After having its infrastructure shuttered, CyanogenMod will live on as Lineage

The days leading up to the holiday have been a real roller coaster ride for Cyanogen fans. Yesterday, Cyanogen Inc. unceremoniously pulled the plug on its support for CyanogenOS in a short post declaring that “all services and Cyanogen-supported nightly builds will be discontinued” by the year’s end.

In a post today titled “A Fork in the Road,” the team behind CyanogenMod acknowledged that the pre-holiday announcement effectively amounts to a “death blow” for their own project.

“In addition to infrastructure being retired, we in the CM community have lost our voice in the future direction of CM — the brand could be sold to a third party entity as it was an asset that Kondik risked to start his business and dream,” the team wrote in a post. “Even if we were to regroup and rebuild our own infrastructure, continuing development of CM would mean to operate with the threat of sale of the brand looming over our heads.”

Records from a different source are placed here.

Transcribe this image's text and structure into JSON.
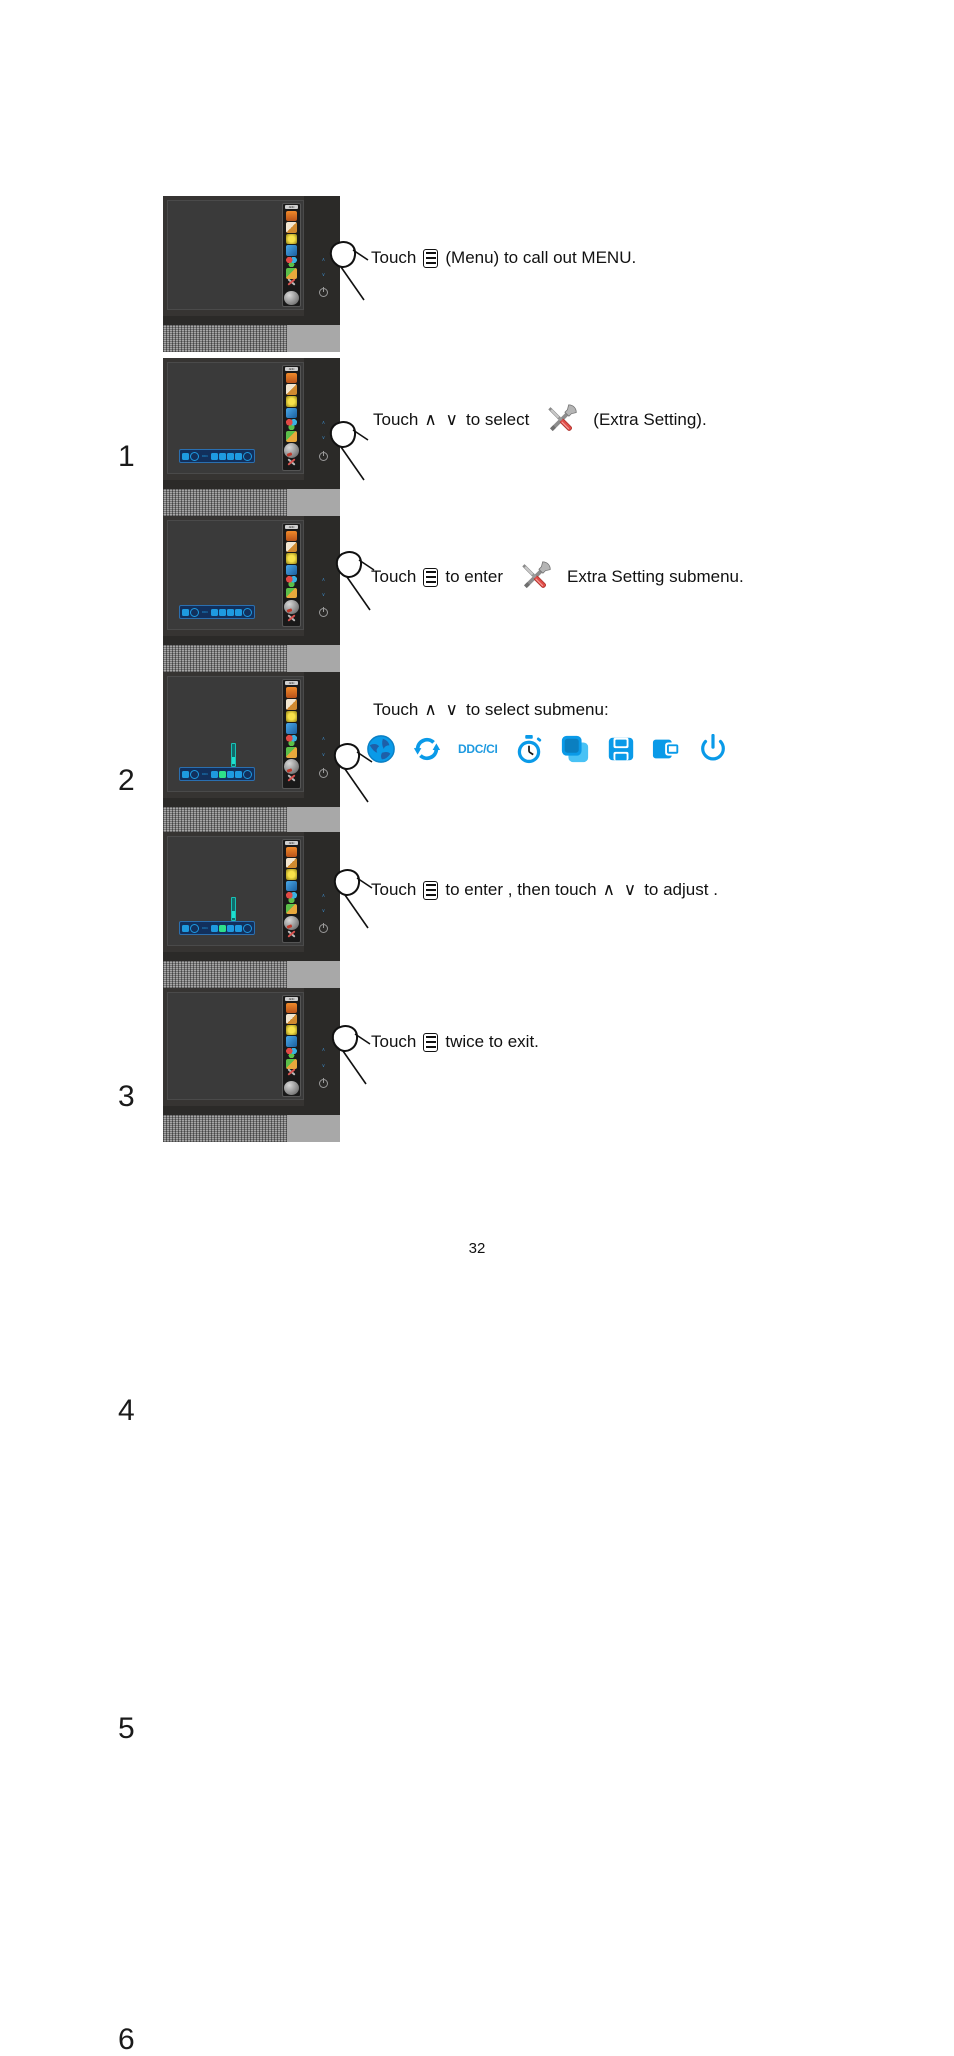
{
  "document": {
    "page_number": "32"
  },
  "steps": [
    {
      "number": "1",
      "instruction_parts": {
        "before": "Touch",
        "after": "(Menu) to  call out MENU."
      },
      "monitor_state": "osd-main-menu-closed",
      "icons": [
        "menu-icon"
      ]
    },
    {
      "number": "2",
      "instruction_parts": {
        "before": "Touch",
        "arrows": "∧ ∨",
        "middle": "to select",
        "after": "(Extra Setting)."
      },
      "monitor_state": "osd-submenu-bar-visible",
      "icons": [
        "up-arrow-icon",
        "down-arrow-icon",
        "extra-setting-tools-icon"
      ]
    },
    {
      "number": "3",
      "instruction_parts": {
        "before": "Touch",
        "middle": "to enter",
        "after": "Extra Setting  submenu."
      },
      "monitor_state": "osd-submenu-bar-visible",
      "icons": [
        "menu-icon",
        "extra-setting-tools-icon"
      ]
    },
    {
      "number": "4",
      "instruction_parts": {
        "before": "Touch",
        "arrows": "∧ ∨",
        "after": "to select submenu:"
      },
      "monitor_state": "osd-submenu-item-selected",
      "icons": [
        "up-arrow-icon",
        "down-arrow-icon"
      ]
    },
    {
      "number": "5",
      "instruction_parts": {
        "before": "Touch",
        "middle": "to enter , then touch",
        "arrows": "∧ ∨",
        "after": "to adjust ."
      },
      "monitor_state": "osd-adjust-slider-visible",
      "icons": [
        "menu-icon",
        "up-arrow-icon",
        "down-arrow-icon"
      ]
    },
    {
      "number": "6",
      "instruction_parts": {
        "before": "Touch",
        "after": "twice to exit."
      },
      "monitor_state": "osd-main-menu-closed",
      "icons": [
        "menu-icon"
      ]
    }
  ],
  "submenu_icons": [
    {
      "name": "language-globe-icon",
      "label": ""
    },
    {
      "name": "reset-refresh-icon",
      "label": ""
    },
    {
      "name": "ddc-ci-icon",
      "label": "DDC/CI"
    },
    {
      "name": "off-timer-stopwatch-icon",
      "label": ""
    },
    {
      "name": "overlay-frames-icon",
      "label": ""
    },
    {
      "name": "image-save-icon",
      "label": ""
    },
    {
      "name": "image-ratio-icon",
      "label": ""
    },
    {
      "name": "power-icon",
      "label": ""
    }
  ],
  "osd_vertical_menu": {
    "logo": "AOC",
    "items": [
      {
        "name": "luminance-icon",
        "color": "#e8731f"
      },
      {
        "name": "image-setup-icon",
        "color": "#d9a03c"
      },
      {
        "name": "color-setup-icon",
        "color": "#e8d24a"
      },
      {
        "name": "picture-boost-icon",
        "color": "#2f7fd0"
      },
      {
        "name": "osd-setup-icon",
        "color": "#3bb0e0"
      },
      {
        "name": "picture-mode-icon",
        "color": "#5cbf4a"
      },
      {
        "name": "extra-setting-icon",
        "color": "#c0392b"
      }
    ]
  },
  "colors": {
    "osd_blue": "#1e9ae0",
    "osd_highlight_green": "#2ee08a",
    "tool_red": "#d9534f",
    "tool_gray": "#9b9b9b",
    "bezel": "#2b2a28",
    "screen": "#3a3a3a"
  }
}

But while many in the community were caught off-guard by yesterday’s curt announcement, the CyanogenMod team has apparently been working hard on a plan B. Word of Lineage started cropping up a few weeks back, after Cyanogen Inc. unceremoniously severed ties with co-founder and @cyanogen Twitter handle haver, Steve Kondik.

Now Lineage is official. In its post, the CyanogenMod team insists that it’s more than just a rebranding effort. “This fork will return to the grassroots community effort that used to define CM while maintaining the professional quality and reliability you have come to expect more recently,” it writes.

For now, it’s available as source code over on GitHub, but we’ll hopefully be seeing something more official as the team regroups and the new year rolls around.